Those were the days! The years when the heart was young, and the palpable energy of youth was looking for an outlet. The finality of the written word against the hazy thought circulating in the throes of the brain.
I revered my heroes with an insane love. I liked my hero to be either maroon or green. I rather liked the green for luck, and the maroon for looks. With my heroes by my side, I could tear any examination apart, I could make the protoganist of any novel cry through my sarcastic witticisms. In short, I truly believed in the power of the pen.
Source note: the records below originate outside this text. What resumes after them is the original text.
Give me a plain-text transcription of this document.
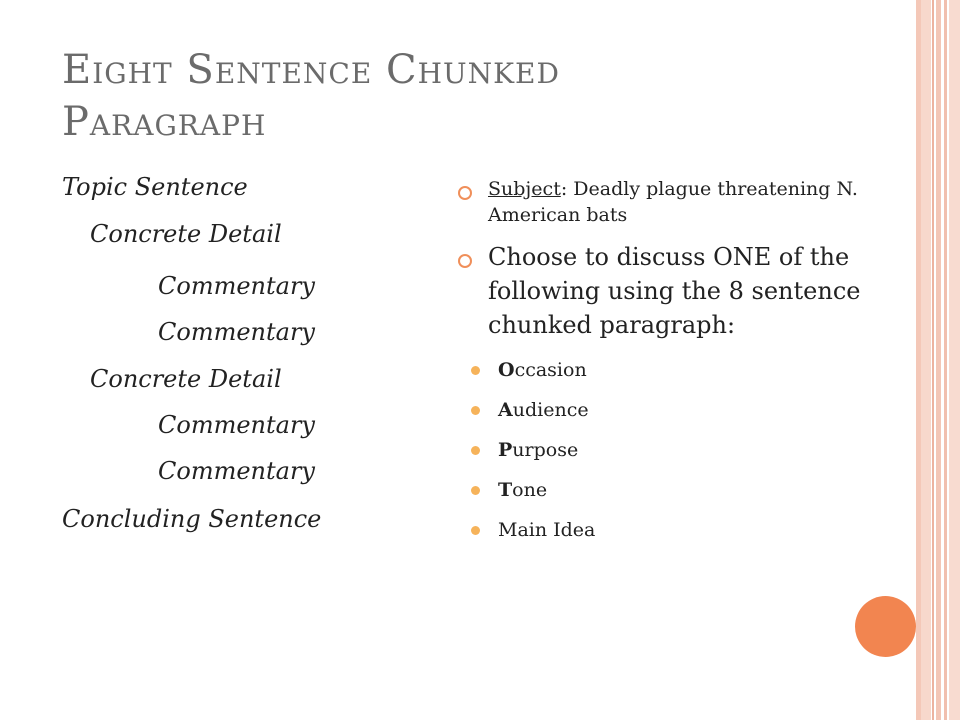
Eight Sentence Chunked
Paragraph
Topic Sentence
Concrete Detail
Commentary
Commentary
Concrete Detail
Commentary
Commentary
Concluding Sentence
Subject: Deadly plague threatening N. American bats
Choose to discuss ONE of the following using the 8 sentence chunked paragraph:
Occasion
Audience
Purpose
Tone
Main Idea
Yes, another one of my quirks. I was very attached to my pens. I had two “Hero” pens as they were called. I took care of them. While the apes among us used their hero ink-pens as darts, I polished them, made sure they were filled with ink, and were never insulted with a bent nib. The pen somehow aided my flow of thoughts.
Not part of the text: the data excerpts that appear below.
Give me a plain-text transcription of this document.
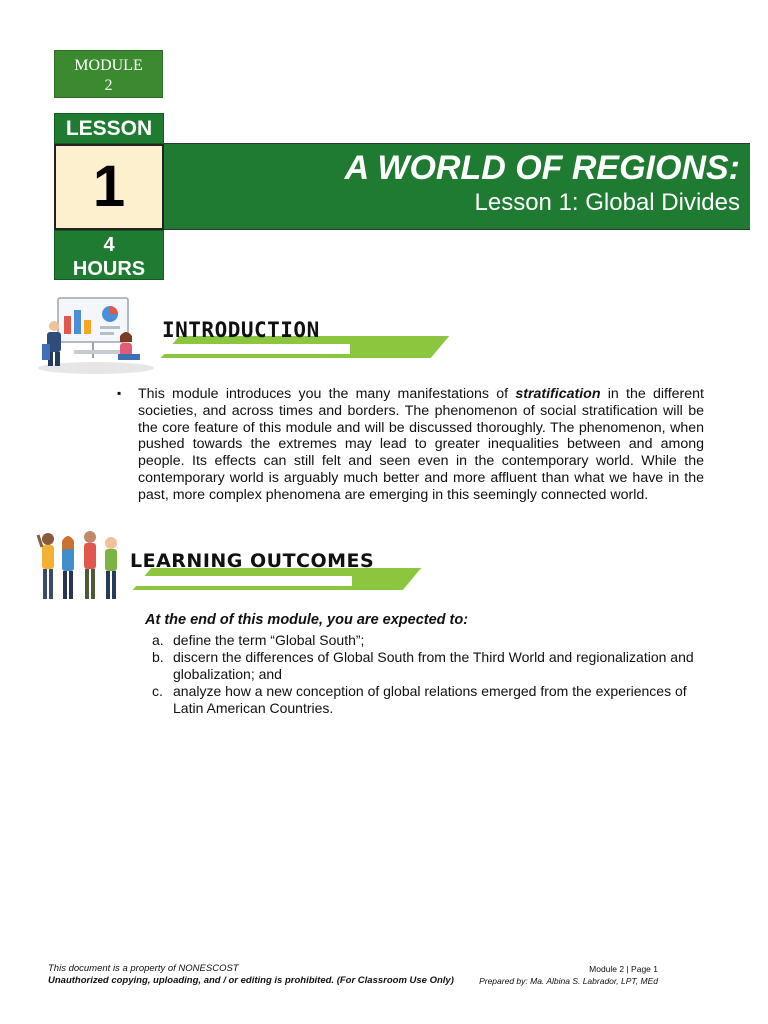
MODULE
2
LESSON
1
4
HOURS
A WORLD OF REGIONS:
Lesson 1: Global Divides
INTRODUCTION
▪ This module introduces you the many manifestations of stratification in the different societies, and across times and borders. The phenomenon of social stratification will be the core feature of this module and will be discussed thoroughly. The phenomenon, when pushed towards the extremes may lead to greater inequalities between and among people. Its effects can still felt and seen even in the contemporary world. While the contemporary world is arguably much better and more affluent than what we have in the past, more complex phenomena are emerging in this seemingly connected world.
LEARNING OUTCOMES
At the end of this module, you are expected to:
a. define the term “Global South”;
b. discern the differences of Global South from the Third World and regionalization and globalization; and
c. analyze how a new conception of global relations emerged from the experiences of Latin American Countries.
This document is a property of NONESCOST
Unauthorized copying, uploading, and / or editing is prohibited. (For Classroom Use Only)
Module 2 | Page 1
Prepared by: Ma. Albina S. Labrador, LPT, MEd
The ballpoint pens nestled in the box too. The sleek and thin Reynolds. The super-hero that could save you, when you had to ditch the quaint calligraphic style and rush in a hurriedly drafted incorrect assignment.
Through my college, I stuck to my hero-pen and reynolds ballpoint pens. They were my friends.
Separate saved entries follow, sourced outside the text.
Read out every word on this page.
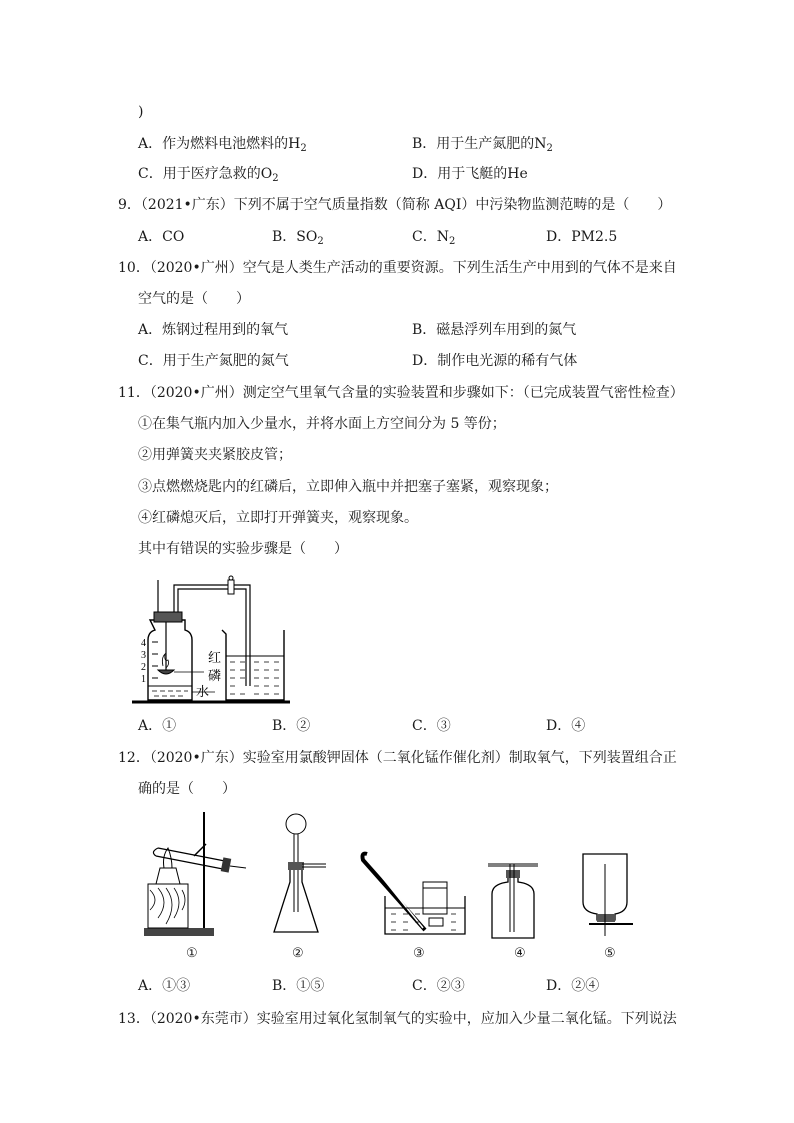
)
A．作为燃料电池燃料的$H_2$	B．用于生产氮肥的$N_2$
C．用于医疗急救的$O_2$	D．用于飞艇的He
9．（2021•广东）下列不属于空气质量指数（简称 AQI）中污染物监测范畴的是（　　）
A．CO	B．$SO_2$	C．$N_2$	D．PM2.5
10．（2020•广州）空气是人类生产活动的重要资源。下列生活生产中用到的气体不是来自
空气的是（　　）
A．炼钢过程用到的氧气	B．磁悬浮列车用到的氮气
C．用于生产氮肥的氮气	D．制作电光源的稀有气体
11．（2020•广州）测定空气里氧气含量的实验装置和步骤如下：（已完成装置气密性检查）
①在集气瓶内加入少量水，并将水面上方空间分为 5 等份；
②用弹簧夹夹紧胶皮管；
③点燃燃烧匙内的红磷后，立即伸入瓶中并把塞子塞紧，观察现象；
④红磷熄灭后，立即打开弹簧夹，观察现象。
其中有错误的实验步骤是（　　）
4
3
2
1
红
磷
水
A．①	B．②	C．③	D．④
12．（2020•广东）实验室用氯酸钾固体（二氧化锰作催化剂）制取氧气，下列装置组合正
确的是（　　）
①	②	③	④	⑤
A．①③	B．①⑤	C．②③	D．②④
13．（2020•东莞市）实验室用过氧化氢制氧气的实验中，应加入少量二氧化锰。下列说法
Then, something sad happened. I entered the corporate world – the world of mass production and abundance as it were. I tell you, the more people earn, the pettier they become. At one point, people started perceiving free pens as a component of their salary! I once saw a person stuff his pants with free pens (I had to keep trying not to think how/where it would poke when he sat!) I lost the awe for pens – ruined forever! I could pick up any pen, that looked exactly like any other free pen in the office. As long as I tried not to imagine it being used a tooth-pick, or a gum-substitute or a ear-bud by somebody else, it would give me the same experience.
I am penstalgic and I want my own special pens once more. (Yes, I made up the word penstalgic – Bad? Yes, I know! But I am sure I could come up with a better word if I had a pen I was attached to!)